I feel like I have the appropriate guilt about being one of the first people to be vaccinated against COVID. I took a job 25 years ago because my roommate picked a flyer up off the ground at Angel Hall and kept that job when I graduated because they offered me health insurance and I needed it for my 3 year old. It's never paid overly well but the benefits were pretty good - never so much as now.
So I got lucky. The weight is somewhat lifted. The BDGF is only three weeks behind me, so soon it'll be even lighter. The weather will change and we can all go outside and it will be lighter still. There's no counting down the days because who the fuck knows, but I can imagine going to the movies.
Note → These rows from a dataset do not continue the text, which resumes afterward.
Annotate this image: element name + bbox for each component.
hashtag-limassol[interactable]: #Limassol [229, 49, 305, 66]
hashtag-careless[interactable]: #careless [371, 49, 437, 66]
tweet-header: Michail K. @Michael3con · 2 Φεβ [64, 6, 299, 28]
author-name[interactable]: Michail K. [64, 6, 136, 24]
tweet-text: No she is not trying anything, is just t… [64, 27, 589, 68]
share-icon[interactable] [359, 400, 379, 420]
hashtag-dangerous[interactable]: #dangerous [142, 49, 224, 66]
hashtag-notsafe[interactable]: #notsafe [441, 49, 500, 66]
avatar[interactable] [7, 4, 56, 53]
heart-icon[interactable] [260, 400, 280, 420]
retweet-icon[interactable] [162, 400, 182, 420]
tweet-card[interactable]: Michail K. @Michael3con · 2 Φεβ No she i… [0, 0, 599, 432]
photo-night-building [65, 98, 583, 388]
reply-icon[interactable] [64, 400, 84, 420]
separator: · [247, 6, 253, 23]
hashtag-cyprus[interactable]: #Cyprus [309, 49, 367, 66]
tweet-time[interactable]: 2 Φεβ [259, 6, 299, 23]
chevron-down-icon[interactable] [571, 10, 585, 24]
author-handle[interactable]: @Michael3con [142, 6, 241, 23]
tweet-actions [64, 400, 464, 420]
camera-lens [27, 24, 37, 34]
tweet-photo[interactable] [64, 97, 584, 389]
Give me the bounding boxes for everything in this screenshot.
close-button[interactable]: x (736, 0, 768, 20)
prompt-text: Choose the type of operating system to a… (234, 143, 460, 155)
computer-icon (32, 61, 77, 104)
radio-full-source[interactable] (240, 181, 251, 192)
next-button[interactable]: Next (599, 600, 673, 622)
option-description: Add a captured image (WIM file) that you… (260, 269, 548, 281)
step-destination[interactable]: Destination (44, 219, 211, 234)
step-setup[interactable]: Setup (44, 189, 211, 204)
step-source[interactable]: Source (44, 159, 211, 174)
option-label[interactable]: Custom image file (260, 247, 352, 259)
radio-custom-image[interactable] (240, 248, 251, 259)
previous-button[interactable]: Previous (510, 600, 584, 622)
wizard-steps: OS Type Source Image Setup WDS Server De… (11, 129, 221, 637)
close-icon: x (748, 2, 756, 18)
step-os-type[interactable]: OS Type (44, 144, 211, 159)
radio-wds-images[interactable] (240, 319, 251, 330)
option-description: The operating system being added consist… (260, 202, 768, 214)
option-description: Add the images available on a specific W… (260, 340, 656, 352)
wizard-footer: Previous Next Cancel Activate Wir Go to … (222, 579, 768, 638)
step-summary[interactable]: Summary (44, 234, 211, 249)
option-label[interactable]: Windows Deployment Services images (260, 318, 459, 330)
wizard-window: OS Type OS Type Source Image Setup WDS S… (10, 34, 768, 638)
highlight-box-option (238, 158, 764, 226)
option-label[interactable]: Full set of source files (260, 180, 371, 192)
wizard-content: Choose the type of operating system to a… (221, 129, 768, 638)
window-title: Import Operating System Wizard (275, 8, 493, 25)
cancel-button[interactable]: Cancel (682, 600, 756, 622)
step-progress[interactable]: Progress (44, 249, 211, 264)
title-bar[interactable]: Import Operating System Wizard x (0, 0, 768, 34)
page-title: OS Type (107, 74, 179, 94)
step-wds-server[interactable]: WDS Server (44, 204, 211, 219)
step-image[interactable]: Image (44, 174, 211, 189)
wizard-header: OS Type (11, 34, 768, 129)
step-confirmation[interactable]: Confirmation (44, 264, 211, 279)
Imagine sitting at a bar. Imagine being in my house alone because all the other residents are out doing something.
The last year sucked. I'll never stop being angry at every asshole I know who voted for Trump who apparently wanted to see what happens when you face a crisis without leadership nor competency. I'll always be bewildered at every person I see not bothering to respect any of the protocols. I'm anxious and sad and tired and all of the things this has wrought. And as I've said, this fucking shit has affected me so little compared to most people.
Which is why I'm praying or hoping or wishing or whatever my functional equivalent is to all that nonsense that you all get to join me ASAP. I want you singing the baseline to Fascination Street as you confidently stride down the road. Having something to look forward to is one of the most important things in life, and as I wanted this for myself I just as badly want it for you, so we can go out for a drink toute suite. It's been too long.